The cuts, announced by Finance Minister Nirmala Sitharaman on September 20, will lower the base corporate tax rate to 22 per cent from 30 per cent for companies that do not seek exemptions, and reduce the rate for some new manufacturing companies to 15 per cent from 25 per cent.
Including surcharges and cesses (levies to raise funds for specific purposes), the effective corporate tax rate will drop by nearly 10 percentage points to 25.2 per cent.
The announcement follows other measures of the government to prop up slowing GDP growth adopted since May's general election. These include efforts to reduce red tape and boost foreign direct investments, and plans to consolidate the state-owned banks.
"We would characterise these and the latest tax cuts as structural reforms to improve competitiveness and efficiency (for example, by reducing the use of tax exemptions) rather than as cyclical stimulus measures," said Fitch in a statement.
As such, they may succeed in stimulating investment, although a positive growth impact is only likely over the medium term. A positive impact on FDI will be more likely if the tax cuts were accompanied by further measures to improve India's business environment.
In particular, corporate tax rates are likely to be only one in a list of factors determining investment decisions along with the legal environment, labour market regulations, infrastructure development and enhancements to the overall business climate.

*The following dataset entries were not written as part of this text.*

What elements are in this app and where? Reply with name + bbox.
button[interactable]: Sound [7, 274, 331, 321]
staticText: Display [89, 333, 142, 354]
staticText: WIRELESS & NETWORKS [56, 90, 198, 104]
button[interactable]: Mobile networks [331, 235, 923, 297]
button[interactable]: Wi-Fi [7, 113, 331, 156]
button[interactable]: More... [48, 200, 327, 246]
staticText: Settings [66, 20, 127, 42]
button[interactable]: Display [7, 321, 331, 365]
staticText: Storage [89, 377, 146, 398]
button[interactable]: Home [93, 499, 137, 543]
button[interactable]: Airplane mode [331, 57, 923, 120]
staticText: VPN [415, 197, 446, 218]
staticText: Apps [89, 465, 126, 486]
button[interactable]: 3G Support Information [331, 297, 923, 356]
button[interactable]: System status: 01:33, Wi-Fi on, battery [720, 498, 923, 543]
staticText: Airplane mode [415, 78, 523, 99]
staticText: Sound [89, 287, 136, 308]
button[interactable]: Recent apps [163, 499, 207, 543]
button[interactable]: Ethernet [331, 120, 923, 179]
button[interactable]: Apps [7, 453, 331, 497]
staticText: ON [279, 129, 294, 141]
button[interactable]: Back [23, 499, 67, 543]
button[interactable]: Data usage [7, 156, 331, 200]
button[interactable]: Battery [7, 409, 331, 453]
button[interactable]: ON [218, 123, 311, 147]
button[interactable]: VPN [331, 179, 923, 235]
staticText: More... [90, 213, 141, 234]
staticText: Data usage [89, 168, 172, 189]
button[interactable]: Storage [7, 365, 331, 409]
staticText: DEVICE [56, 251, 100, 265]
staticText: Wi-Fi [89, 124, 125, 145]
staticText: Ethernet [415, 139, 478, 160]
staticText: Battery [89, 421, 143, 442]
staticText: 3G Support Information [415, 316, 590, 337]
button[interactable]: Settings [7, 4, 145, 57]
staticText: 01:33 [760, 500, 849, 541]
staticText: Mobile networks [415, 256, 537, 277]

Meanwhile, faltering domestic demand, a weak global trade environment, asset-quality challenges at banks and funding pressure on non-banking financial institutions have all contributed to an economic slowdown. GDP growth slowed for a fifth consecutive quarter in April to June quarter to 5 per cent, down from 8.1 per cent year-on-year.
The contribution of private consumption fell to 1.8 percentage points from an average of 4.6 percentage points in the preceding four quarters, while manufacturing grew by just 0.6 percentage points.
"Our FY19-20 forecast for India will be significantly lower than the 6.6 per cent in our June Global Economic Outlook, but the policy measures taken will likely support a gradual recovery in FY20-21 and FY21-22," said Fitch.
In contrast to the growth impact of tax cuts, the fiscal impact will be felt in this fiscal year. The government says the cuts will cost around 0.7 per cent of GDP in lower revenue -- about two-thirds to the central government and one-third for state governments.
Revenues this year are already behind target although the record annual transfer of 24.8 billion dollars from the Reserve Bank of India announced in August should largely fill this gap.
"Expenditure postponements are more difficult for the government given weak growth, and we expect the central government to miss its 3.3 per cent of GDP deficit target for FY19-20 by about 0.4 percentage points. We now expect a general government deficit of 7.5 per cent of GDP, well above the 'BBB' category median of 1.9 per cent."
Fitch said this represents a change in its view on the fiscal stance from the July budget and underscores opinion that the general government debt ceiling of 60 per cent of GDP is unlikely to be met by March 2025, as stipulated by the Fiscal Responsibility and Budget Management Act, as this would require significant deficit reduction.
"The interplay of growth and fiscal policy is an important element of our Indian sovereign rating assessment. Higher sustained investment and growth rates without the creation of macroeconomic imbalances could be positive for India's credit profile while a rise in the government debt burden could be negative," said Fitch.